• World journal of surgery · Mar 2002

    Lymph node recovery from colorectal tumor specimens: recommendation for a minimum number of lymph nodes to be examined.

    • Fabio Cianchi, Annarita Palomba, Vieri Boddi, Luca Messerini, Filippo Pucciani, Giuliano Perigli, Paolo Bechi, and Camillo Cortesini.
    • Dipartimento di Area Critica Medico-Chirurgica, Sez. Clinica Chirurgica e Terapia Chirurgica, University of Florence, School of Medicine, Viale Morgagni 85, 50134 Florence, Italy. clin_chir_dc@cesit1.unifi.it
    • World J Surg. 2002 Mar 1; 26 (3): 384-9.

    AbstractLymph node involvement is the most important prognostic factor for patients who have undergone radical surgery for colorectal carcinoma. An accurate examination of the surgical specimens is mandatory for the correct assessment of the lymph node status of the tumor. The risk of understaging is particularly high for patients with tumors classified as Dukes B (TNM stage II). The aim of this study was to determine if a specified minimum number of lymph nodes examined per surgical specimen could have any effect on the prognosis of patients who had undergone radical surgery for Dukes B colorectal cancer. Between 1988 and 1995 a total of 140 patients underwent radical resection of Dukes B colorectal cancer by the same surgeon (C.C.). The relation between clinicopathologic variables and survival was estimated using the Kaplan-Meier method.
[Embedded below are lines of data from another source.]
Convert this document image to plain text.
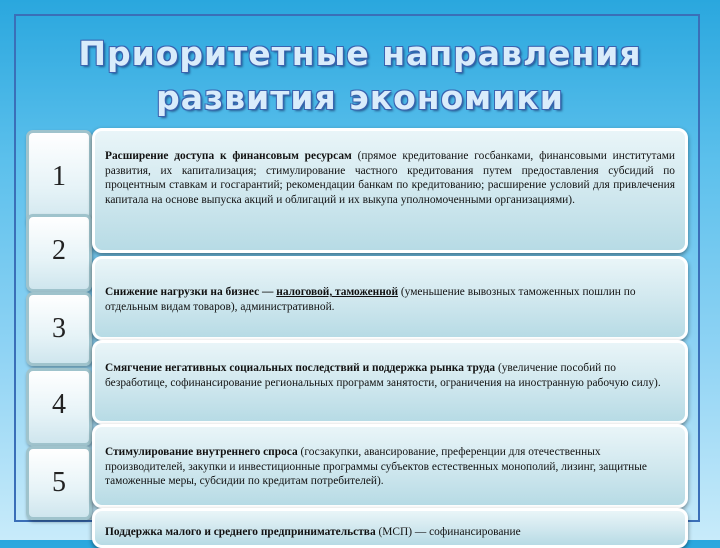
Приоритетные направления
развития экономики
1
2
3
4
5
Расширение доступа к финансовым ресурсам (прямое кредитование госбанками, финансовыми институтами развития, их капитализация; стимулирование частного кредитования путем предоставления субсидий по процентным ставкам и госгарантий; рекомендации банкам по кредитованию; расширение условий для привлечения капитала на основе выпуска акций и облигаций и их выкупа уполномоченными организациями).
Снижение нагрузки на бизнес — налоговой, таможенной (уменьшение вывозных таможенных пошлин по отдельным видам товаров), административной.
Смягчение негативных социальных последствий и поддержка рынка труда (увеличение пособий по безработице, софинансирование региональных программ занятости, ограничения на иностранную рабочую силу).
Стимулирование внутреннего спроса (госзакупки, авансирование, преференции для отечественных производителей, закупки и инвестиционные программы субъектов естественных монополий, лизинг, защитные таможенные меры, субсидии по кредитам потребителей).
Поддержка малого и среднего предпринимательства (МСП) — софинансирование
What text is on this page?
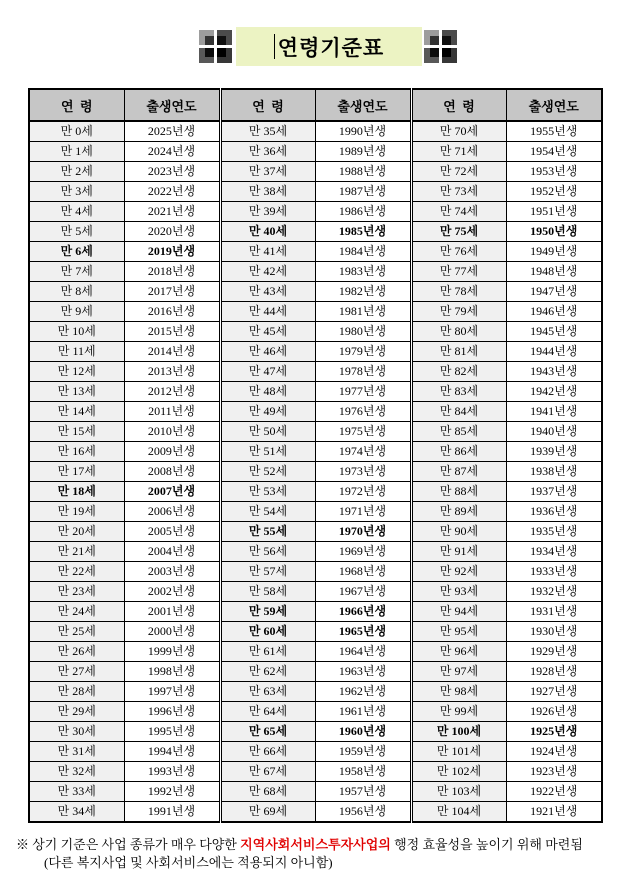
연령기준표
연  령	출생연도	연  령	출생연도	연  령	출생연도
만 0세	2025년생	만 35세	1990년생	만 70세	1955년생
만 1세	2024년생	만 36세	1989년생	만 71세	1954년생
만 2세	2023년생	만 37세	1988년생	만 72세	1953년생
만 3세	2022년생	만 38세	1987년생	만 73세	1952년생
만 4세	2021년생	만 39세	1986년생	만 74세	1951년생
만 5세	2020년생	만 40세	1985년생	만 75세	1950년생
만 6세	2019년생	만 41세	1984년생	만 76세	1949년생
만 7세	2018년생	만 42세	1983년생	만 77세	1948년생
만 8세	2017년생	만 43세	1982년생	만 78세	1947년생
만 9세	2016년생	만 44세	1981년생	만 79세	1946년생
만 10세	2015년생	만 45세	1980년생	만 80세	1945년생
만 11세	2014년생	만 46세	1979년생	만 81세	1944년생
만 12세	2013년생	만 47세	1978년생	만 82세	1943년생
만 13세	2012년생	만 48세	1977년생	만 83세	1942년생
만 14세	2011년생	만 49세	1976년생	만 84세	1941년생
만 15세	2010년생	만 50세	1975년생	만 85세	1940년생
만 16세	2009년생	만 51세	1974년생	만 86세	1939년생
만 17세	2008년생	만 52세	1973년생	만 87세	1938년생
만 18세	2007년생	만 53세	1972년생	만 88세	1937년생
만 19세	2006년생	만 54세	1971년생	만 89세	1936년생
만 20세	2005년생	만 55세	1970년생	만 90세	1935년생
만 21세	2004년생	만 56세	1969년생	만 91세	1934년생
만 22세	2003년생	만 57세	1968년생	만 92세	1933년생
만 23세	2002년생	만 58세	1967년생	만 93세	1932년생
만 24세	2001년생	만 59세	1966년생	만 94세	1931년생
만 25세	2000년생	만 60세	1965년생	만 95세	1930년생
만 26세	1999년생	만 61세	1964년생	만 96세	1929년생
만 27세	1998년생	만 62세	1963년생	만 97세	1928년생
만 28세	1997년생	만 63세	1962년생	만 98세	1927년생
만 29세	1996년생	만 64세	1961년생	만 99세	1926년생
만 30세	1995년생	만 65세	1960년생	만 100세	1925년생
만 31세	1994년생	만 66세	1959년생	만 101세	1924년생
만 32세	1993년생	만 67세	1958년생	만 102세	1923년생
만 33세	1992년생	만 68세	1957년생	만 103세	1922년생
만 34세	1991년생	만 69세	1956년생	만 104세	1921년생
※ 상기 기준은 사업 종류가 매우 다양한 지역사회서비스투자사업의 행정 효율성을 높이기 위해 마련됨
(다른 복지사업 및 사회서비스에는 적용되지 아니함)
The Cox proportional hazard regression model was used to identify the variables that can independently influence survival. A median of 12 lymph nodes (range 3-38) was examined per tumor specimen. The 5-year survival rate of Dukes B patients who had had eight or fewer lymph nodes examined after surgery was 54.9%, whereas the survival rate for those who had had nine or more lymph nodes examined was 79.9% (p < 0.001). Cox regression analysis identified the number of lymph nodes as the only independent prognostic factor (p = 0.01). Seventy patients with one to four metastatic lymph nodes (Dukes C patients) who had been operated on during the same period were included in the survival analysis for comparison. The 5-year survival rate of the Dukes B patients with eight or fewer lymph nodes examined was similar to that of the 70 Dukes C patients (54.9% and 51.8%, respectively). Examination of eight or fewer lymph nodes in Dukes B colorectal patients may be considered a high risk factor for missing positive lymph nodes in the surgical specimens. Our results suggest that harvesting and examining a minimum of nine lymph nodes per surgical specimen may be sufficient for reliable staging of lymph node-negative tumors.